Police in New Jersey are obviously trained to spot signs of criminal activity during routine traffic stops. However, police do not have the right to search your car just because you have been pulled over for a motor vehicle offense.
The first step in determining whether police can search your car is whether the police had “reasonable suspicion” to stop you in the first place. Law enforcement officials may stop motor vehicles when they have a reasonable suspicion that either the vehicle or occupant is subject to seizure for violation of the law. Delaware v. Prouse, 440 U.S. 648, 664, (1973). New Jersey Courts have held that a police officer’s observation of a motor vehicle offense is sufficient to justify a stop. State v. Murphy, 238 N.J. Super. 546, 553 (App. Div. 1990).
Next, it is important to keep in mind that any search made without a warrant is presumed to be illegal unless an exception to the warrant requirement can be shown by police. In the context of automobile searches, the most frequently found exceptions to police needing a warrant include: 1) Search of vehicle after arrest. This exception is no longer allowed by the courts in New Jersey; 2) The so-called “automobile exception. Under current law (see State v. Pena-Flores) this requires police to have both a) “probable cause” and b) exigent circumstances;” 3) abandonment; and 4) consent.

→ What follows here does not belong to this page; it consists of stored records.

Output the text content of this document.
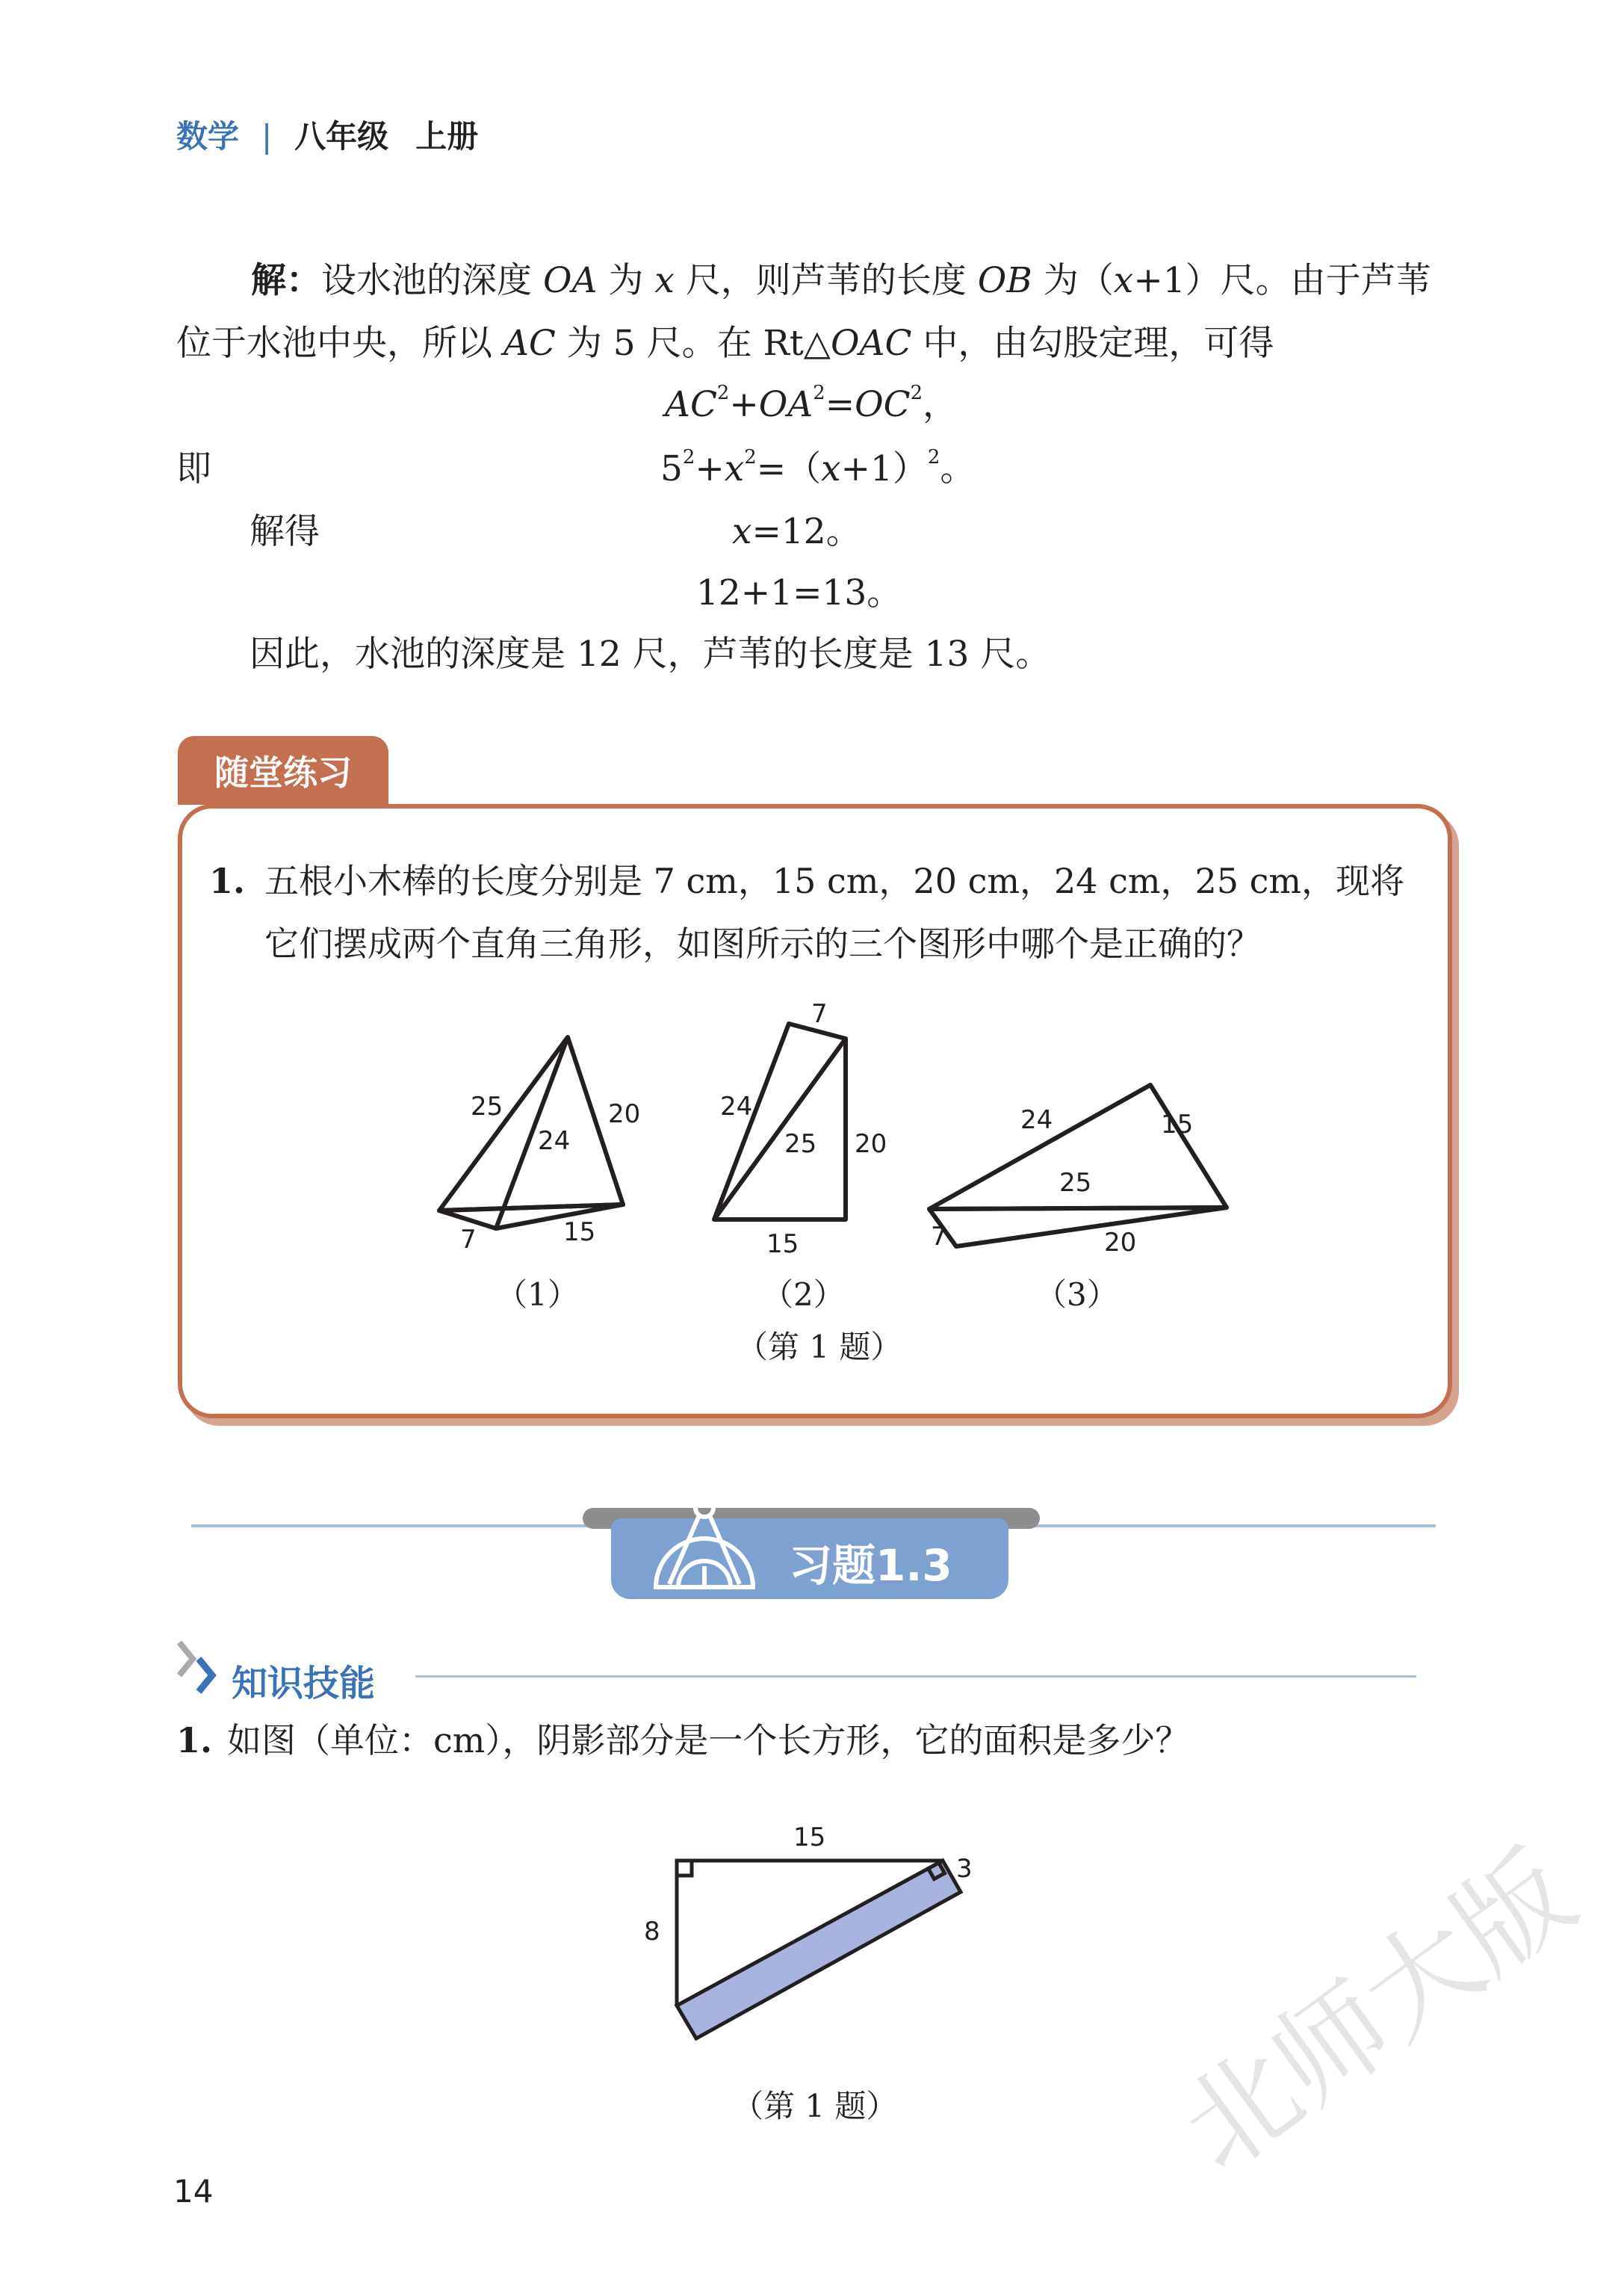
数学 | 八年级 上册
解：设水池的深度 OA 为 x 尺，则芦苇的长度 OB 为（x+1）尺。由于芦苇
位于水池中央，所以 AC 为 5 尺。在 Rt△OAC 中，由勾股定理，可得
$AC^2+OA^2=OC^2$，
即	$5^2+x^2=(x+1)^2$。
解得	x=12。
12+1=13。
因此，水池的深度是 12 尺，芦苇的长度是 13 尺。
随堂练习
1. 五根小木棒的长度分别是 7 cm，15 cm，20 cm，24 cm，25 cm，现将
它们摆成两个直角三角形，如图所示的三个图形中哪个是正确的？
25	20
24
7	15
7
24
25 20
15
24	15
25
7	20
（1）	（2）	（3）
（第 1 题）
习题1.3
知识技能
1. 如图（单位：cm），阴影部分是一个长方形，它的面积是多少？
15
8
3
（第 1 题）
14	北师大版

If police have searched your vehicle and found drugs, weapons, or other contraband and none of the exceptions to the warrant requirement exist (or are subject to challenge) an attorney skilled in pre-trial motions may be able to have the evidence tossed out after a suppression hearing. If you have been convicted of a crime after such a search, it may be possible to reverse your conviction and arrest on appeal.